All the principles the UN rights commission claims to stand for -- free elections, free expression and fair trials -- are absent in Libya and have been since Col. Moammar Gadhafi came to power in 1969.
But it's not just what Libya does to its own citizens that's so appalling. It's what it does to innocent civilians around the world through its support of terror that is equally heinous.
On the night of Dec. 21, 1988 when Pan Am Flight 103 blew up over the Scottish village of Lockerbie, killing all 259 on board and another 11 on the ground, the world was shocked.
The world was not shocked, however, when, after a massive three- year investigation, two Libyan intelligence agents were charged as the principal actors -- one of whom was eventually convicted in Holland.
The selection of Libya as chairman of the UNCHR fits a troubling pattern at the commission over the past few years. As the New York Times wrote in an editorial Thursday, "Instead of investigating human rights abuse, the commission has been turning itself into a support group for abusers."
Indeed, what's been happening is these abusers have been picking on the countries with the good human rights records instead of fulfilling its mandate to shed light on the most oppressive regimes in the world.
As Freedom House wrote in a letter to the UN urging the majority democratic countries to vote against Libya last week: "The United Nations itself has voiced concern over Libya's human rights practices including extra judicial and summary executions perpetrated by state agents, arbitrary arrest and long-term detention without trial, systemic use of torture and other ill- treatment or punishment, imposition of the death penalty for 'political and economic offences,' and numerous restrictions on freedom of expression and, in particular, the right to express opposition or criticism of the government."

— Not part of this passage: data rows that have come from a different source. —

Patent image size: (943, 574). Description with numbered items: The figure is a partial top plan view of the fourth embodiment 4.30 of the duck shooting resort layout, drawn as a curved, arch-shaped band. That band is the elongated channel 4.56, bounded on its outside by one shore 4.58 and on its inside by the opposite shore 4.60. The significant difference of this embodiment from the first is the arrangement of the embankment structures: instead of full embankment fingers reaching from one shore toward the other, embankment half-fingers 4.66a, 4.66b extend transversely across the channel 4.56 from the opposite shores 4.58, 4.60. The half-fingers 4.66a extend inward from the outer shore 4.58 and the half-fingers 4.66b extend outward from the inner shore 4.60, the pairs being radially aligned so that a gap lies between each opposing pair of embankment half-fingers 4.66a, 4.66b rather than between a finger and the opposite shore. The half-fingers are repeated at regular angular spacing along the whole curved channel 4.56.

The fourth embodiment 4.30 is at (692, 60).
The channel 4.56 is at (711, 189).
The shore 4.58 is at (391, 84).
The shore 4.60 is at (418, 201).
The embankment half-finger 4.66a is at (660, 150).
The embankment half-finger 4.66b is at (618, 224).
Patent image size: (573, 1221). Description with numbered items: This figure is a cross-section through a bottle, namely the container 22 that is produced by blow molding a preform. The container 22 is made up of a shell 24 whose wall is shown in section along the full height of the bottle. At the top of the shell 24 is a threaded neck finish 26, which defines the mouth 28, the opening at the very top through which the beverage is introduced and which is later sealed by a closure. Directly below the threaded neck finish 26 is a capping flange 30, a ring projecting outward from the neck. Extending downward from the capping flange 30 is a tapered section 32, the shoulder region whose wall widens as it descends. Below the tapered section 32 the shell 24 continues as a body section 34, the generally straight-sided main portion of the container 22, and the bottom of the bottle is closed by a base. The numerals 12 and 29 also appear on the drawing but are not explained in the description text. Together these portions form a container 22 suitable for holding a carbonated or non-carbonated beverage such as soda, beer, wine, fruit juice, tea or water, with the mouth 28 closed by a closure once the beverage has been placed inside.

What's most shameful is that most of the 32 democratic countries on the commission did not vote against the election of Libya by the African bloc of countries enthralled of late by the oil money Gadhafi has sent their way by means of a new political body of African fellowship called the African Union.
It was Africa's turn to pick the new chairman and because of Libya's oil money, Libya was the only country on the ballot.
Canada, the U.S. and Guatemala voted against Libya, the only countries to do so. The other democracies either abstained or voted for it.
Adrian Karatnycky, the president of Freedom House, points out that a recent study of voting patterns at the Human Rights Commission found that from 1995 to 2000, most of the world's most repressive states, including Belarus, China, North Korea, Laos, Pakistan, Syria, Tajikistan, Turkmenistan, Uzbekistan, Vietnam and Libya, successfully avoided any censure.
Meanwhile, Israel, which is trying to defend itself against those who believe in the righteousness of murdering children on school buses is condemned at every opportunity.
The group Human Rights Watch is urging the United Nations to change the rules determining who can win a seat on the UNCHR, including that they must ratify the main human rights treaties and allow United Nations investigators to visit at any time.
Canada should take up this cause and press for change and if change doesn't take place, Canada should resign from the commission and urge all other democracies to do likewise.
To do otherwise is to be complicit in farce and injustice.